On Sun, May 18, 2014 at 10:38 PM, Pramod Biligiri
<[email protected]>wrote:

> Do you see any other problems with the approach I'm taking. If we see any
> gains from it, we can look at the tricky issues next.
>

No.  The idea of partitioning ZK has come up often and something roughly
like what you suggest has always come up.

Your suggestion to partition on the top-level of the namespace is easy to
do, but will not give application transparent speedup.   Essentially what
will happen is that applications will tend to push their hierarchies down
one level.  This will result in something similar to the current system
where you could just as well run multiple ZK clusters in any case.  IF a
single application is the only one that is stressing ZK, you will get no
gain from your approach.

If you really want speedup that is transparent to the applications, then I
would suggest that you use something like the zkid or a hash of the path
name for determining the partition.  That is much more likely to give you
speed up without application modification.
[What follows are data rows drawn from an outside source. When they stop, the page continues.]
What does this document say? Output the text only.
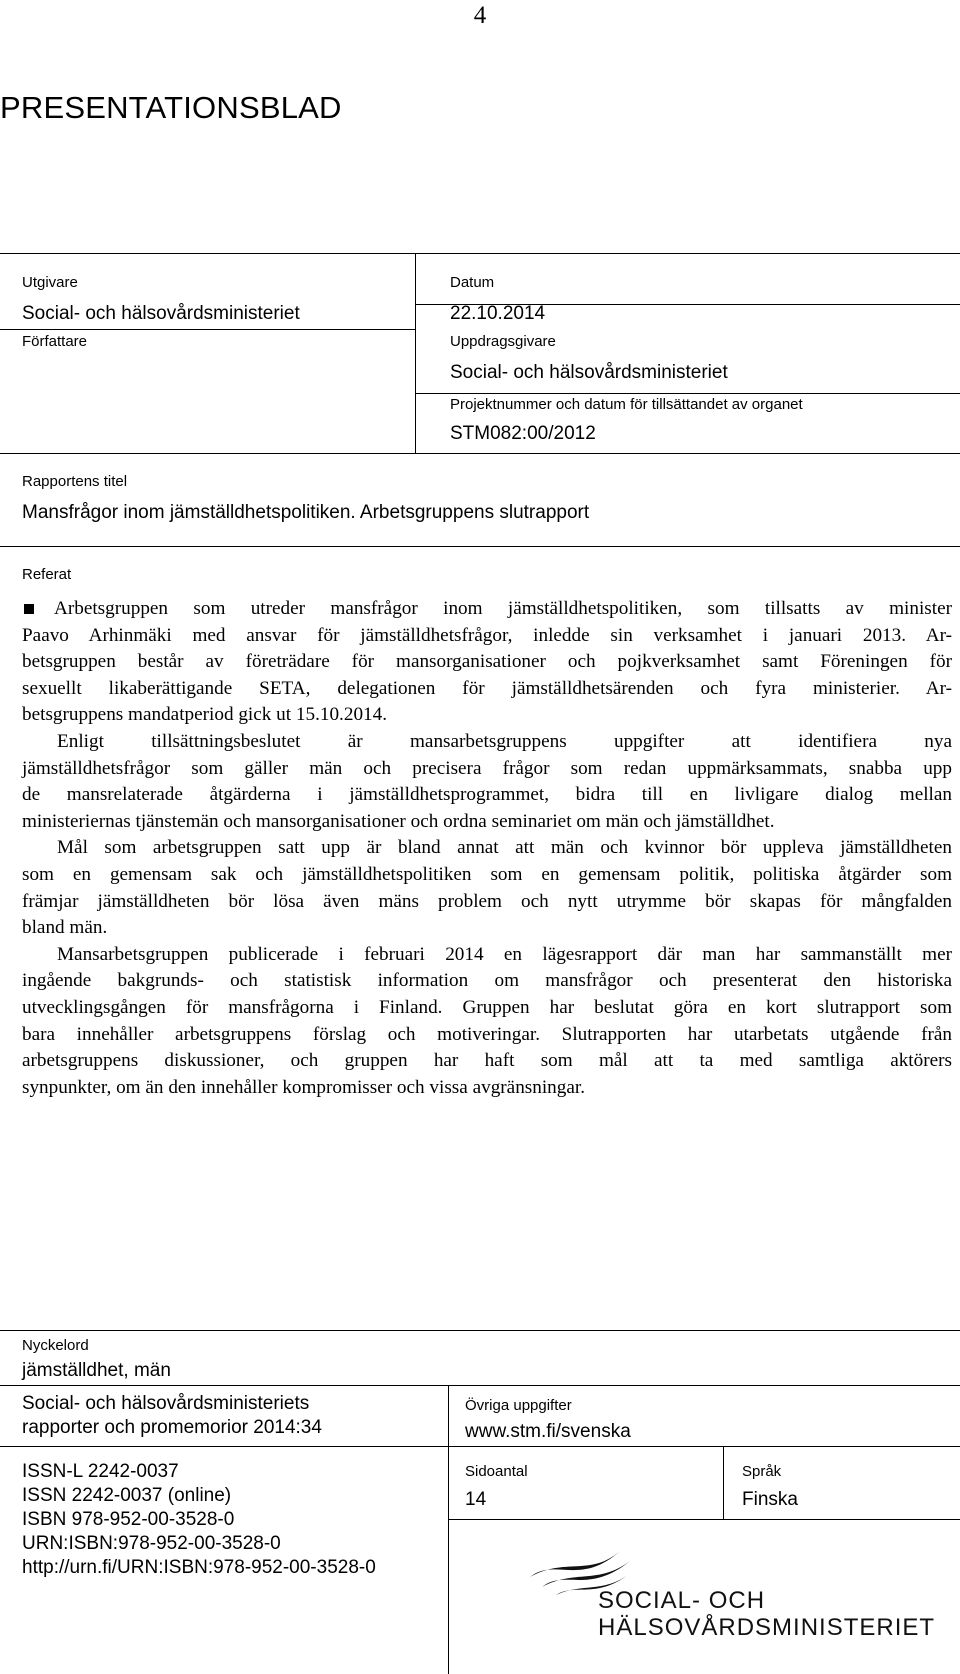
4
PRESENTATIONSBLAD
Utgivare
Social- och hälsovårdsministeriet
Datum
22.10.2014
Författare	Uppdragsgivare
Social- och hälsovårdsministeriet
Projektnummer och datum för tillsättandet av organet
STM082:00/2012
Rapportens titel
Mansfrågor inom jämställdhetspolitiken. Arbetsgruppens slutrapport
Referat
Arbetsgruppen som utreder mansfrågor inom jämställdhetspolitiken, som tillsatts av minister
Paavo Arhinmäki med ansvar för jämställdhetsfrågor, inledde sin verksamhet i januari 2013. Ar-
betsgruppen består av företrädare för mansorganisationer och pojkverksamhet samt Föreningen för
sexuellt likaberättigande SETA, delegationen för jämställdhetsärenden och fyra ministerier. Ar-
betsgruppens mandatperiod gick ut 15.10.2014.
Enligt tillsättningsbeslutet är mansarbetsgruppens uppgifter att identifiera nya
jämställdhetsfrågor som gäller män och precisera frågor som redan uppmärksammats, snabba upp
de mansrelaterade åtgärderna i jämställdhetsprogrammet, bidra till en livligare dialog mellan
ministeriernas tjänstemän och mansorganisationer och ordna seminariet om män och jämställdhet.
Mål som arbetsgruppen satt upp är bland annat att män och kvinnor bör uppleva jämställdheten
som en gemensam sak och jämställdhetspolitiken som en gemensam politik, politiska åtgärder som
främjar jämställdheten bör lösa även mäns problem och nytt utrymme bör skapas för mångfalden
bland män.
Mansarbetsgruppen publicerade i februari 2014 en lägesrapport där man har sammanställt mer
ingående bakgrunds- och statistisk information om mansfrågor och presenterat den historiska
utvecklingsgången för mansfrågorna i Finland. Gruppen har beslutat göra en kort slutrapport som
bara innehåller arbetsgruppens förslag och motiveringar. Slutrapporten har utarbetats utgående från
arbetsgruppens diskussioner, och gruppen har haft som mål att ta med samtliga aktörers
synpunkter, om än den innehåller kompromisser och vissa avgränsningar.
Nyckelord
jämställdhet, män
Social- och hälsovårdsministeriets
rapporter och promemorior 2014:34
Övriga uppgifter
www.stm.fi/svenska
ISSN-L 2242-0037
ISSN 2242-0037 (online)
ISBN 978-952-00-3528-0
URN:ISBN:978-952-00-3528-0
http://urn.fi/URN:ISBN:978-952-00-3528-0
Sidoantal
14
Språk
Finska
SOCIAL- OCH
HÄLSOVÅRDSMINISTERIET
One thing that could be a problem with such any such federation approach is
that you are likely to be losing the ordering guarantees that ZK provides.
 Since clients may see delayed views of the name space and since the delay
may vary depending on which part of the namespace partition you are looking
at, you can't force ordering any more.  THis is an especially serious
problem since these ordering guarantees are a big part of what ZK is all
about in the first place.  Restoring these guarantees while maintaining
performance is likely to be quite difficult.